On a more positive note Cindy was quick to praise the work that Marilyn and Jim had done to support survivors to get accountability ‘Marilyn and Jim did a fantastic job and I love them’, a sentiment the others agreed with wholeheartedly.

This is Carrieanne, she spent much of her early life in Huronia. She thought that governments should come face to face, connect together and settle the matter of institutions, ‘there shouldn’t be any more locked doors’. 

Carrieanne talked about the tricks and tactics used by Children’s Aid to remove children from their parents, she felt very strongly that everyone should be given support to parent their children ‘work with families and show us how to do the right thing’. Carrieanne shared stories of people who had been bribed to give up their children with such promises as ‘you give us your baby and we’ll give you a TV’. Carrieanne’s children had been taken from her, as she had been taken from her own mother.

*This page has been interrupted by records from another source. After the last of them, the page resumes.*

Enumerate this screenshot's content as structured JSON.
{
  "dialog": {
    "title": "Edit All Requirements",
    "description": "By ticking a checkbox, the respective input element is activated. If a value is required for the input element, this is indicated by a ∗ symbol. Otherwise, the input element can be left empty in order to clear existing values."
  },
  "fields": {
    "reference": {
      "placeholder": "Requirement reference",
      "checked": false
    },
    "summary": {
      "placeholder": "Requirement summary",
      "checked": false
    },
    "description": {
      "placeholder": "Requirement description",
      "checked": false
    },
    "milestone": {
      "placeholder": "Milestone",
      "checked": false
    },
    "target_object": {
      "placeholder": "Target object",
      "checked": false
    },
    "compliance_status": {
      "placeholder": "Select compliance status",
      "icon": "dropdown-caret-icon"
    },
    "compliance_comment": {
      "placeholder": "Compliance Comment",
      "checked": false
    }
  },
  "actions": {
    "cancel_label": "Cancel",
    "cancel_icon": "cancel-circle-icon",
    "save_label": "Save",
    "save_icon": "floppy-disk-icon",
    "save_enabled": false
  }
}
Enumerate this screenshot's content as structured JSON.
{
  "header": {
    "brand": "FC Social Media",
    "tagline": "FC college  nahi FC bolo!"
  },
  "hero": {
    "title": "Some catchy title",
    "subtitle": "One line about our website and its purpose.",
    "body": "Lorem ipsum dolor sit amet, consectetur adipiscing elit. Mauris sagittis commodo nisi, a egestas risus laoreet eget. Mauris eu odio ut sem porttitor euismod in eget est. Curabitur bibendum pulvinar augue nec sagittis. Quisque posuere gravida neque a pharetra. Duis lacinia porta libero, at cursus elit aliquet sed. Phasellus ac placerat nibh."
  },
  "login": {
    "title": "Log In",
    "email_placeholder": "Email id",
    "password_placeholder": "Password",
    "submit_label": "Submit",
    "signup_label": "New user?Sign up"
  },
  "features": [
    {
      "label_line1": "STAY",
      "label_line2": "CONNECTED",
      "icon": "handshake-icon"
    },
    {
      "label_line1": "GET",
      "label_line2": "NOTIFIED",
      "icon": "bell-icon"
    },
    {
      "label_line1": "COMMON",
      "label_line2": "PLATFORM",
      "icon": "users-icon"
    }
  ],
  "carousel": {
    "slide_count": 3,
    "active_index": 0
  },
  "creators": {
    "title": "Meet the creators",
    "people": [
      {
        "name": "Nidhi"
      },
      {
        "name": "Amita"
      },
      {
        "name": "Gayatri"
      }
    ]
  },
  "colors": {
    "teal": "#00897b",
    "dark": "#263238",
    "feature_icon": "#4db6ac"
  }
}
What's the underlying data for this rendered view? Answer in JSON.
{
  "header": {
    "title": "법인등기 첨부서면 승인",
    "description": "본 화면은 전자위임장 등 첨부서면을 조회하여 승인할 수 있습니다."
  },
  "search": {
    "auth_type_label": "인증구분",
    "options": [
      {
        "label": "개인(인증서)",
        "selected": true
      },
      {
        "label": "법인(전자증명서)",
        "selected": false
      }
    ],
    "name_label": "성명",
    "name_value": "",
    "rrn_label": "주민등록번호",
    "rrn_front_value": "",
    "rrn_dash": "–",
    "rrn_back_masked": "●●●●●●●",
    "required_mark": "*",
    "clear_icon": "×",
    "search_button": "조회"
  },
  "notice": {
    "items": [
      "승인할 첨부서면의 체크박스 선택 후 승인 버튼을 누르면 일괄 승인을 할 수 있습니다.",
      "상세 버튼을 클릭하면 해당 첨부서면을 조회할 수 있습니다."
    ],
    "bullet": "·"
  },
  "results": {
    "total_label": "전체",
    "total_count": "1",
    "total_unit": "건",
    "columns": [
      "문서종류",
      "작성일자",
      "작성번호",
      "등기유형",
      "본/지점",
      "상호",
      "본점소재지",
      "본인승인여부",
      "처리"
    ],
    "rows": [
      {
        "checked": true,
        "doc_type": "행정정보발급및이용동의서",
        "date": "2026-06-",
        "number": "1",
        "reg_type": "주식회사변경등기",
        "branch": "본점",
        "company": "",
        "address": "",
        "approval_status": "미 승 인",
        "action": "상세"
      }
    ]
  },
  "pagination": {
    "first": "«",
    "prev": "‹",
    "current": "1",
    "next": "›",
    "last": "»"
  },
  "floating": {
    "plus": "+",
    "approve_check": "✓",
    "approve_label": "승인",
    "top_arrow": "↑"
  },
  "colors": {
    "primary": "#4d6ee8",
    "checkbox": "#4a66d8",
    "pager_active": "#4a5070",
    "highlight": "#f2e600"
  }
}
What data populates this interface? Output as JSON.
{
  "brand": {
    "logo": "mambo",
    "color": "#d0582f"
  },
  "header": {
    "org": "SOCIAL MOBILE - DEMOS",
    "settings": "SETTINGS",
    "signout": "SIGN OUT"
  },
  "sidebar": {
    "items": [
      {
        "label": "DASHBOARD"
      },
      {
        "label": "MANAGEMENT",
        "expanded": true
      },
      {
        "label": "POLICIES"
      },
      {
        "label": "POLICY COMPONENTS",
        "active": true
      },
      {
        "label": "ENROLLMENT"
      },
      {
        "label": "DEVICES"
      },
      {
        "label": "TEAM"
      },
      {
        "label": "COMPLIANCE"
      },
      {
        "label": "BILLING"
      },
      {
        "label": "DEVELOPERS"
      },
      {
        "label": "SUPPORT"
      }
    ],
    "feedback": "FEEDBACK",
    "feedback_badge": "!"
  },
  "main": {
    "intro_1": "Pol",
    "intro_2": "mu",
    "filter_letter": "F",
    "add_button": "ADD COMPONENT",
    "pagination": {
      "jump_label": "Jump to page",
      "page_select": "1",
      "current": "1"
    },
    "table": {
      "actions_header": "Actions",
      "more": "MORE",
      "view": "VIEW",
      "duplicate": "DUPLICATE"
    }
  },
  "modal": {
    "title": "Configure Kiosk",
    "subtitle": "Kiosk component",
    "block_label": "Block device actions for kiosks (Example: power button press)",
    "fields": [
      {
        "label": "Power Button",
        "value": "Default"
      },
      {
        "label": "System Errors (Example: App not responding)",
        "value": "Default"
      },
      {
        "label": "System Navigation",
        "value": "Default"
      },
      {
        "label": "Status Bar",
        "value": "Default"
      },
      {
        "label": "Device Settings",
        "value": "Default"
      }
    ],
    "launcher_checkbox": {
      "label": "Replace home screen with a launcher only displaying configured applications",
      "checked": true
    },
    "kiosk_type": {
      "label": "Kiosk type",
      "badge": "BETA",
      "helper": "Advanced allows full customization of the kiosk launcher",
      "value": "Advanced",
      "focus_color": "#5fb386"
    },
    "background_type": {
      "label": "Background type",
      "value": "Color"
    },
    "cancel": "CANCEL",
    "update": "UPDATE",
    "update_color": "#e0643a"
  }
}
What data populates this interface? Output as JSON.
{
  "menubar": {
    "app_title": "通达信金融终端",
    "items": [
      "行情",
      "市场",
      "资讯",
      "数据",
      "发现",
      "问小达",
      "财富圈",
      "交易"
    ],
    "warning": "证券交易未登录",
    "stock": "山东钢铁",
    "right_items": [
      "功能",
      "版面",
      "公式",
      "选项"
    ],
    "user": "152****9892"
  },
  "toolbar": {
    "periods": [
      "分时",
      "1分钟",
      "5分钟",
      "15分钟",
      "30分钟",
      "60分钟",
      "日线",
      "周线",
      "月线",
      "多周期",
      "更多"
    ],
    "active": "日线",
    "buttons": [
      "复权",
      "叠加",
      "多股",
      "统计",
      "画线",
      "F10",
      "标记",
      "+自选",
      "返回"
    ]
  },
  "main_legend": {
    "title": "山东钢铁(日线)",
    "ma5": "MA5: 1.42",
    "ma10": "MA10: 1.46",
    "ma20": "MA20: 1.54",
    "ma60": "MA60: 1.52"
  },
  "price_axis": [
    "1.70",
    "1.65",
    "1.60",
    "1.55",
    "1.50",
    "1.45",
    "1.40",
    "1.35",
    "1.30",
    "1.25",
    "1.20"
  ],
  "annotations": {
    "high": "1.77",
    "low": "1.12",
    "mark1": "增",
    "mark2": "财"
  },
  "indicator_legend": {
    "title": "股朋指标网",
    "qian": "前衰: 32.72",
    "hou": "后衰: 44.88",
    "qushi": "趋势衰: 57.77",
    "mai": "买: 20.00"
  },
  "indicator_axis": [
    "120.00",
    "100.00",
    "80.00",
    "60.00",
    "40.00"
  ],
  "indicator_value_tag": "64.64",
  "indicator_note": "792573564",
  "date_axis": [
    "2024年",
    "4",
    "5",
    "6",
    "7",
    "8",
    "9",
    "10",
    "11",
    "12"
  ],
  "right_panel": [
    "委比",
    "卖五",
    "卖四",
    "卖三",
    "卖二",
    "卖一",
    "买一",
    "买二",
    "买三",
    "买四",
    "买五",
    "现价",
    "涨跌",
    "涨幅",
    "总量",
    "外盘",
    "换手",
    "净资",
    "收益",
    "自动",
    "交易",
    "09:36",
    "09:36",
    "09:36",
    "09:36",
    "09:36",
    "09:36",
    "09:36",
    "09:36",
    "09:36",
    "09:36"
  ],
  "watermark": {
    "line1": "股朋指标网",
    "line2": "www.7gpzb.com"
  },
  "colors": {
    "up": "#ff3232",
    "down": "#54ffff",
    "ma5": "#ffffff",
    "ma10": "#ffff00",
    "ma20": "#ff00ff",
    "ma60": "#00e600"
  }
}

Carrieanne was also crystal clear on the need for survivors voices to be heard ‘the government should sit and listen to the facts, to us, we are the survivors’. 

This is Harold. He was just 11 years old when he was first admitted to Huronia in 1960. Harold explained how he wrote to the former Premier, Kathleen Wynne, after she gave her apology in parliament and she didn’t reply, ‘it’s all just words, she’s a phony’. Harold was also clear that some staff just did not care.

He wanted to see an end to institutions, ‘close down all institutions, large and small, keep people at home‘. Harold was not particularly keen on group homes either, a sentiment expressed by others I’ve met since. Just because an institution is smaller, it doesn’t stop it being an institution. Harold also wanted people to listen to survivors and he felt that survivors could work with people’s parents to show them what a good life is for someone with a developmental disability.

Harold also shared about how he’d met a former staff member in town who’d abused him when he was in Huronia. This staff member apologised, shook his hand and said ‘I’m sorry Harold I don’t know why I did those things to you‘ which Harold in turn described as ‘its a load off my mind, he’d learned his lesson‘.

This is Mitchell. He didn’t live at Huronia but came to be connected with the group of survivors through his interest in researching immigrant history and eugenics in Toronto. He first visited the cemetery at Huronia in 2015 and has been involved ever since. Mitchell also has an encyclopaedic knowledge of the history and the grounds of the institution.

Spending time with Cindy, Carrieanne, Harold and Mitchell reinforced for me how their stories of surviving Huronia, and remembering those who did not survive, are as important for us to hear now in 2018, as they ever were.